The Bone Season by Samantha Shannon

I'm working with another librarian to put together a program for young adults called "Books + Burritos."  It's going to be a ton of fun.  We lure the teens in with promise of food and then we book talk upcoming books.  My colleague has been able to acquire a bunch of ARCs and we'll be giving away books that night, too!  So, we've  been reading books like crazy to prepare.

They're saying that Samantha Shannon is the next J. K. Rowling.  At least, that's what her publisher is really hoping.  The Bone Season is supposed to be the first in a seven-book series that follows nineteen-year-old dreamwalker Paige Mahoney, as she learns to utilize her gift against the puppet government, Scion. It's already being optioned for a movie by Andy Serkis' studio. I made the mistake of reading this Forbes article before finishing the book and found out that Shannon is a 21-year-old student at Oxford who interned at a publishing house going through the "slush" pile and so she has a basic idea of what is selling and why.  Which kind of explained my ambivalence toward this book, I think.

Basically, Shannon took a strong heroine like Katniss from The Hunger Games, a supernatural love interest (think Edward from Twilight), engaged them in a slightly icky (though definitely PG) power dynamic a la Fifty Shades of Grey, then threw in a few White Walkers from Game of Thrones (although, here they're the "Buzzers") for an element of danger, oh and don't forget a band of ragtag refugees ready to overthrow "the man."  Need I even mention that this is set in a dystopian future? (It seems that trope is a given these days.)

It's more complicated than that of course. Which is exactly the problem.  Its waaaaay more complicated than that.  The world building is massive and info-dumpy.  I want to be able to recommend this to teens (and probably will--it was fun), but I'm afraid the kind of kids to whom it would appeal would be put off by the crazy amount of world building.  And the ones that can handle the world building will see how poorly it's done.

Hopefully, this will find a market and make billions of dollars so that Bloomsbury will then be able to afford to publish the kind of books I like to read.  It will be interesting to see how it does over the next few months.  And like I kind of mentioned earlier--it was fun. Definitely a page-turner.  I probably won't see the series through to the end, but I would have been so upset if the NetGalley copy had expired before I finished it.

<I received this as an ARC from NetGalley and read it on my *shocking, I know* Kindle.>


  1. Hahaha, I scrunched up my face at this. I think I'll steer clear -- I've had enough derivative YA for a while. I think there needs to be a new YA trend for a while so I can have a break from paranormal romances and dystopian worlds.

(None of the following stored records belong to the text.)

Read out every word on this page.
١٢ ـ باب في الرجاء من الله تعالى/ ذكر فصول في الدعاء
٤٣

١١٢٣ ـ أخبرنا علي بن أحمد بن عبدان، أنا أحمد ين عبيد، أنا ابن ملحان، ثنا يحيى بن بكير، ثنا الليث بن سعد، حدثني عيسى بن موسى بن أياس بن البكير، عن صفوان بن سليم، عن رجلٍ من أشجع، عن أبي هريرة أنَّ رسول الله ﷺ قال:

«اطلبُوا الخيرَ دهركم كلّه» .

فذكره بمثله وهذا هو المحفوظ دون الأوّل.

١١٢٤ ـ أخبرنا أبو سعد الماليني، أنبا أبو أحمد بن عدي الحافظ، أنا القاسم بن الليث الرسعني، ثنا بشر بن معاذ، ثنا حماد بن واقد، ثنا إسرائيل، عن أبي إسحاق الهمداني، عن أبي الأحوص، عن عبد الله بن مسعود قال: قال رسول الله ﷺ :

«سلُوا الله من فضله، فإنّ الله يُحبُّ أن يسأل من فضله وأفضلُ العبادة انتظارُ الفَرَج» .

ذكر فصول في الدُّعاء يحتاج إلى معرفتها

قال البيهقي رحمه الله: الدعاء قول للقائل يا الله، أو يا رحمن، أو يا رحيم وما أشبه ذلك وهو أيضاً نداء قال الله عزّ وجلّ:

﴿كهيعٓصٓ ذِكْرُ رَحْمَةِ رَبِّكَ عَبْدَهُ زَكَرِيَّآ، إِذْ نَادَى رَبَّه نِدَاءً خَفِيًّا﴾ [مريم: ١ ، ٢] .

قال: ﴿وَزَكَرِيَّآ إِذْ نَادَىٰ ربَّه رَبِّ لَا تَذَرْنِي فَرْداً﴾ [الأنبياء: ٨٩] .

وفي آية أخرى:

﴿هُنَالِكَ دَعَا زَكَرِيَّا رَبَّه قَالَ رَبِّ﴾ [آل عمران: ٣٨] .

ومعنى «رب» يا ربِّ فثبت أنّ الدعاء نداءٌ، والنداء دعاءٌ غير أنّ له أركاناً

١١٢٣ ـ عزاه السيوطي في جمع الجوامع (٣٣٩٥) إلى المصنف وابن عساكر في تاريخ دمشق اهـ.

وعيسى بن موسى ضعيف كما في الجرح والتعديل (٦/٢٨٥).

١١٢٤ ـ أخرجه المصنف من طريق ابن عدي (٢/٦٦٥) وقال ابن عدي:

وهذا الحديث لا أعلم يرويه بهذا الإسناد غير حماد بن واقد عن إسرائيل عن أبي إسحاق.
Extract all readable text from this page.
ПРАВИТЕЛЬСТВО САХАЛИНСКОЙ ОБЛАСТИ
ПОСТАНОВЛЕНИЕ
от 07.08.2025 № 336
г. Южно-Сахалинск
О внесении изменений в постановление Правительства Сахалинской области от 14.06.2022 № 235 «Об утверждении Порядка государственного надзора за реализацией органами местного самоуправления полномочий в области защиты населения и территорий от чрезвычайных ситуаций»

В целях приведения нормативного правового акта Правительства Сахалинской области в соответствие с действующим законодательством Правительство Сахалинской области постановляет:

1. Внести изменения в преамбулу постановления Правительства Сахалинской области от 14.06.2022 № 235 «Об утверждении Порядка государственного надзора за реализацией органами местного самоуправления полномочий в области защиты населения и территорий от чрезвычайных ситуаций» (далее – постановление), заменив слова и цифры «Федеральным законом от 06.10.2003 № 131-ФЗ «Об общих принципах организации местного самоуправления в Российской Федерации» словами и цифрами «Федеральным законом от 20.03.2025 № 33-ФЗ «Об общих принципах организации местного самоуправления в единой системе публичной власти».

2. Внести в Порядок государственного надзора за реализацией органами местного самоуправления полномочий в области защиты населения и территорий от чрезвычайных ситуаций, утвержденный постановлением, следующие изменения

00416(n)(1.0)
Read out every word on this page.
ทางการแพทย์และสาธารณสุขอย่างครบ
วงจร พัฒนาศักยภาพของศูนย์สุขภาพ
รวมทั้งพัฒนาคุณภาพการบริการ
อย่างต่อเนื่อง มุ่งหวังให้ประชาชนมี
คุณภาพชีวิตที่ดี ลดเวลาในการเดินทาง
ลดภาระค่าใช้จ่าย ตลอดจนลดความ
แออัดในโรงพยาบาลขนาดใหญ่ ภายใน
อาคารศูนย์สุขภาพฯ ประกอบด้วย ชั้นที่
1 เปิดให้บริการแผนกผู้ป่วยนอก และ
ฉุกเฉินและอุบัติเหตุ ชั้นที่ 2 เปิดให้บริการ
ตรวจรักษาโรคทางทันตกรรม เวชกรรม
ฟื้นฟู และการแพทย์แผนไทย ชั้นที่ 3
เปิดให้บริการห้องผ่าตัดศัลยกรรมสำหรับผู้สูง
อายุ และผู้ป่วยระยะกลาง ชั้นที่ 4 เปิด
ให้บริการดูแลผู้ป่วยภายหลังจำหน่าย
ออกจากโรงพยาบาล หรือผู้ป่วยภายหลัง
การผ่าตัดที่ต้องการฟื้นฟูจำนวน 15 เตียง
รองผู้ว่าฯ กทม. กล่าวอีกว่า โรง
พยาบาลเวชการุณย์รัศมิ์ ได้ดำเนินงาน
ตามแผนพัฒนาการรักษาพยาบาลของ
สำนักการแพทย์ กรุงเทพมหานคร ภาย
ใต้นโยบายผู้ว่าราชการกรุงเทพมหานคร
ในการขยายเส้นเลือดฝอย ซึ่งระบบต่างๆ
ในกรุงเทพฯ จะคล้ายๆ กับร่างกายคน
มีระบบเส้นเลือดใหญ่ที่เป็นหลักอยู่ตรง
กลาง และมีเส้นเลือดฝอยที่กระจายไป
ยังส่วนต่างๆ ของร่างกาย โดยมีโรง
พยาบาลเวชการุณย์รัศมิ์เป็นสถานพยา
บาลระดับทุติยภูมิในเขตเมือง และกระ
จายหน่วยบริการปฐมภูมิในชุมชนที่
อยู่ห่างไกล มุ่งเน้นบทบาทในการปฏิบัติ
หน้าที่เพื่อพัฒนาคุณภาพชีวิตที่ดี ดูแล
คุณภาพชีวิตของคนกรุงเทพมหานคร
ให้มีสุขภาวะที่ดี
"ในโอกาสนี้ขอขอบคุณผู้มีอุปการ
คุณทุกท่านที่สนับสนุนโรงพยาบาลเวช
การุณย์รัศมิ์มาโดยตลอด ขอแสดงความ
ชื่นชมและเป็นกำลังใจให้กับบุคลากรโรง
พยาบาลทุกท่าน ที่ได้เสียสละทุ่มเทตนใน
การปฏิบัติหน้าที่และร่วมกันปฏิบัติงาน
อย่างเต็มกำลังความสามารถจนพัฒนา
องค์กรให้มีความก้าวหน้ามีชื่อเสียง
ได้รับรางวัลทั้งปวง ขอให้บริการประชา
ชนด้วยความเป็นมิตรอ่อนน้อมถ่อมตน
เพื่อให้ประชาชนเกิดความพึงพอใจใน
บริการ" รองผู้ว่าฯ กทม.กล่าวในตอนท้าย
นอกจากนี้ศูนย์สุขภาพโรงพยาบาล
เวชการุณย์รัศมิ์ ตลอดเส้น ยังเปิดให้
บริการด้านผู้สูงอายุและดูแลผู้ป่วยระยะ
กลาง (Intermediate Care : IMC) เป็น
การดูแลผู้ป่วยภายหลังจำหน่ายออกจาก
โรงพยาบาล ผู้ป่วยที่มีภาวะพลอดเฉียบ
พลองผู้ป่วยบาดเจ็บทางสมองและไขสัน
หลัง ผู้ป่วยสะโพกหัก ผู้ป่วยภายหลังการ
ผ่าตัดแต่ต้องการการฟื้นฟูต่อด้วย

  2. I totally agree! I'm really tired of the dystopian thing, too. I heard a really funny/interesting podcast where Jackie Kashian from the Dork Forest interviewed Lois McMaster Bujold (one of my fav fantasy authors). They were saying how much they liked Star Trek growing up because it portrayed the future in a positive light where we actually had our act together.

    Hopefully, the next big fad will come along and we'll get a little break from the paranormal romances and dystopian futures.